Blart 2 remains one of the most disposable entries in the Happy Madison canon. Immediately jettisoning Jayma Mays and every other tether to the first film (with the exception of Blart’s daughter, played by Raini Rodriguez), Blart (Kevin James) is transplanted to Las Vegas for a security officer convention and must foil the plans of an art thief (Neal McDonough) and his crew. If I’m being generous, the one improvement in this sequel is the villain; at least here, his plan is clear-cut and understandable. Eschewing any kind of romantic subplot, Blart 2 pins its hopes on Blart’s protective relationship with his daughter, plus a doubling-down of fat guy humor. James had already carved out a solid niche as a movie star, so it’s hard to think of Blart 2 as anything but a shameless cash grab.

Meanwhile, Joe Dirt 2 had a much trickier road to production. Sony pinned hopes for its new streaming service, Crackle, on the film’s success. Of course, it’s unfair to say that the film’s barely there reception led to Crackle’s downfall, but the site essentially folded and Sony began to sell its interest in the company not long after Dirt 2’s release. Could the film have had more of an impact with a traditional theatrical release? The core audience that saw the original film surely would have returned for a second adventure, but the film’s production was so small and under-funded that it would have stood little chance of relevance.
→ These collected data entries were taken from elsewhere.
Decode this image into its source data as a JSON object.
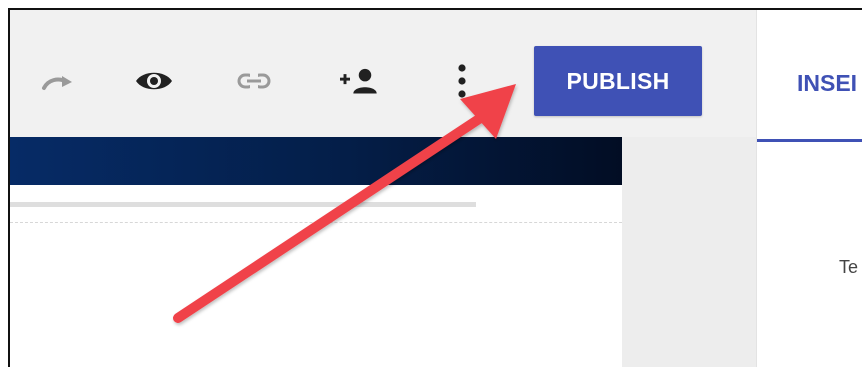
{
  "toolbar": {
    "icons": [
      "redo-icon",
      "preview-eye-icon",
      "link-icon",
      "share-add-person-icon",
      "more-vert-icon"
    ],
    "publish_label": "PUBLISH",
    "accent_color": "#3f51b5"
  },
  "side_panel": {
    "tab_label": "INSEI",
    "partial_text": "Te"
  },
  "annotation": {
    "arrow_color": "#f0424a",
    "points_to": "publish-button"
  }
}
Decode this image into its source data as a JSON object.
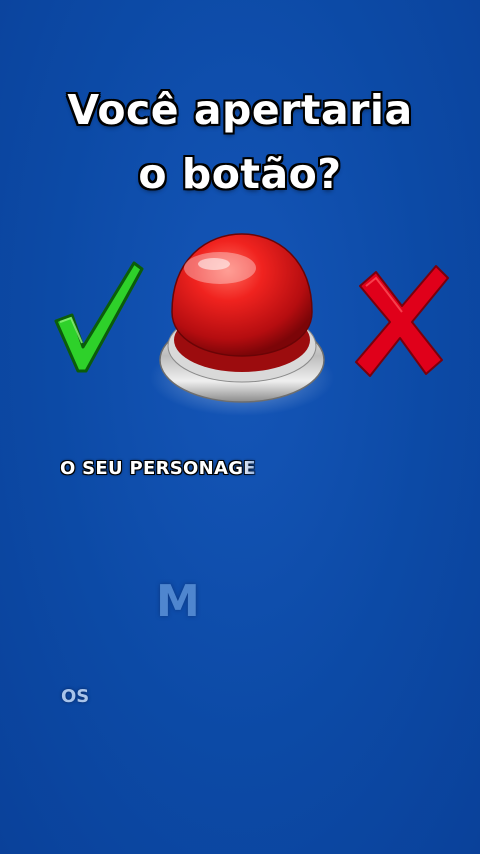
{
  "title": {
    "line1": "Você apertaria",
    "line2": "o botão?"
  },
  "icons": {
    "yes": "green-checkmark-icon",
    "button": "red-push-button-icon",
    "no": "red-x-icon"
  },
  "caption": {
    "text": "O SEU PERSONAGE",
    "letter": "M",
    "next_word": "OS"
  },
  "colors": {
    "background": "#0c4aa6",
    "check": "#2ed12a",
    "cross": "#e0001a",
    "button_red": "#e0171b"
  }
}
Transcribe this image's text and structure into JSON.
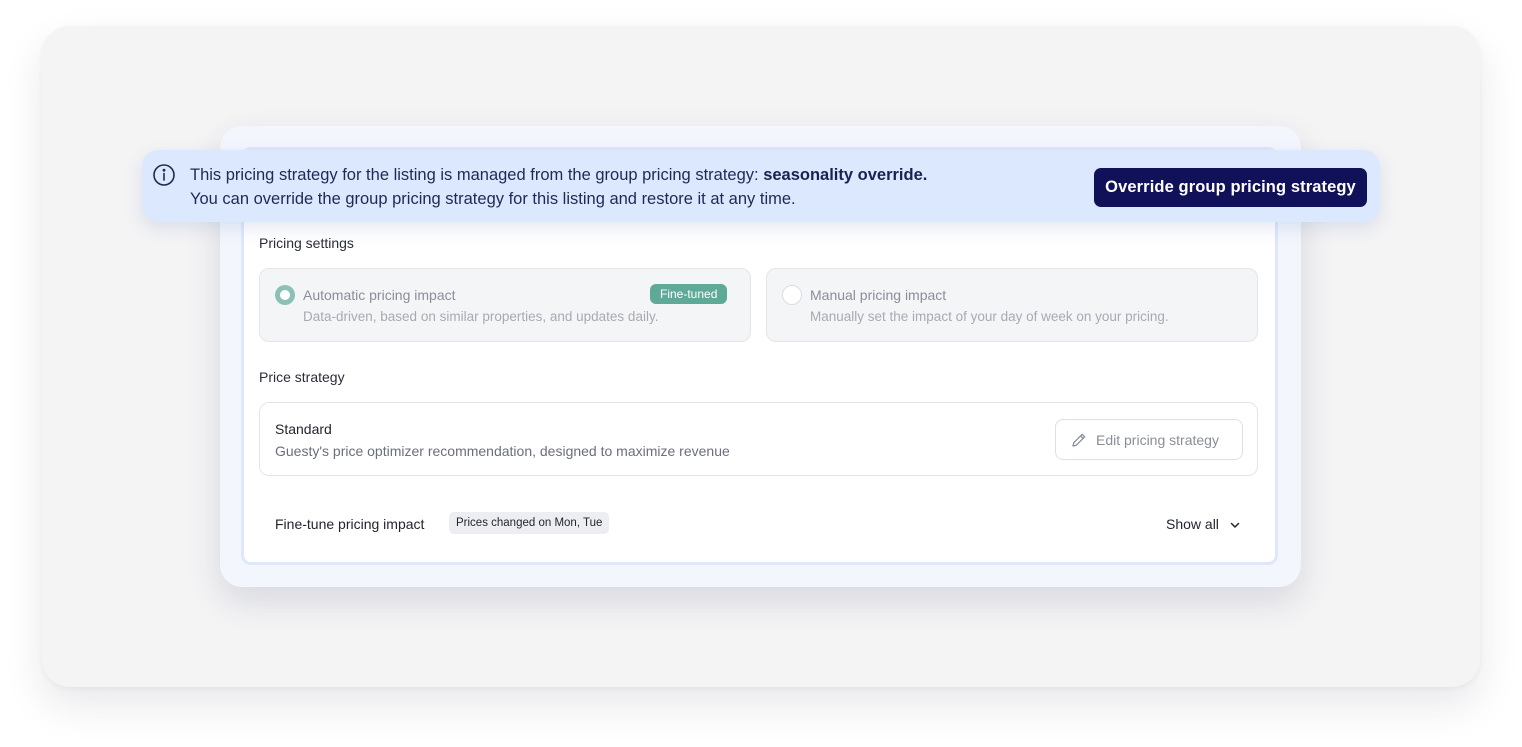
{
  "banner": {
    "text_prefix": "This pricing strategy for the listing is managed from the group pricing strategy: ",
    "strategy_name": "seasonality override.",
    "text_line2": "You can override the group pricing strategy for this listing and restore it at any time.",
    "button_label": "Override group pricing strategy",
    "icon": "info-icon"
  },
  "pricing_settings": {
    "label": "Pricing settings",
    "options": [
      {
        "title": "Automatic pricing impact",
        "description": "Data-driven, based on similar properties, and updates daily.",
        "badge": "Fine-tuned",
        "selected": true
      },
      {
        "title": "Manual pricing impact",
        "description": "Manually set the impact of your day of week on your pricing.",
        "selected": false
      }
    ]
  },
  "price_strategy": {
    "label": "Price strategy",
    "name": "Standard",
    "description": "Guesty's price optimizer recommendation, designed to maximize revenue",
    "edit_label": "Edit pricing strategy",
    "edit_icon": "pencil-icon"
  },
  "fine_tune": {
    "label": "Fine-tune pricing impact",
    "chip": "Prices changed on Mon, Tue",
    "show_all": "Show all",
    "show_all_icon": "chevron-down-icon"
  },
  "colors": {
    "banner_bg": "#dbe8fd",
    "primary_button": "#11115a",
    "badge": "#5fa998",
    "radio_selected": "#8cc2b6"
  }
}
It’s revealing that Dirt 2 was able to rope in many of the stars from the original film, including Christopher Walken, Adam Beach and Dennis Miller, while Blart 2 barely acknowledges the characters or settings of the first film past the opening minutes. Sure, the aforementioned actors likely had greater availability, but their appearances are clear evidence of their reverence for Joe Dirt The First. Many of the Happy Madison films, especially in the later half, are focused more on situations and premises and less on characters, which is why it makes sense that Blart and Dirt got the sequel treatments. No intellectual property in Hollywood is ever truly dead — especially for a production company as shameless as Happy Madison — so it’s an open question whether any other films we’ve covered will be resurrected again. In the meantime, I’ll be over here keeping my fingers crossed for a Strange Wilderness sequel (working title: Stranger Wilderness).

  • “I’m Getting Paid How Much?!” Inexplicable Cameo Award: Much like its prequel, Blart 2 is stunningly bereft of big-name cameos. Dirt 2, meanwhile has former NBA All Star Baron Davis appear — and in the film’s funniest scene, no less — as a doctor that must perform the world’s worst procedure.
  • Just Go With It – The Happy Madison Promise: I don’t think I’ve ever talked about how awful the prosthetics generally are in Happy Madison films (with the exception of Click), but both of these films feature truly terrible hair and makeup pieces. Gary Valentine’s bald cap in Blart 2 looks like it was slapped on right before filming by a high school student with no experience. The same for Walken’s $2 hairpiece in Dirt 2.
  • Fart Joke Counter: Quite possibly a new record for this series! There are none to be found in Blart 2, but Joe Dirt 2 picks up the slack with aplomb, bringing in a whopping 10 fart jokes, where a gang of characters take turns literally farting in Dirt’s face.
  • The Walkout Test: Blart 2 remains a slam-dunk pass, but I’m sure that Dirt 2 is a fail.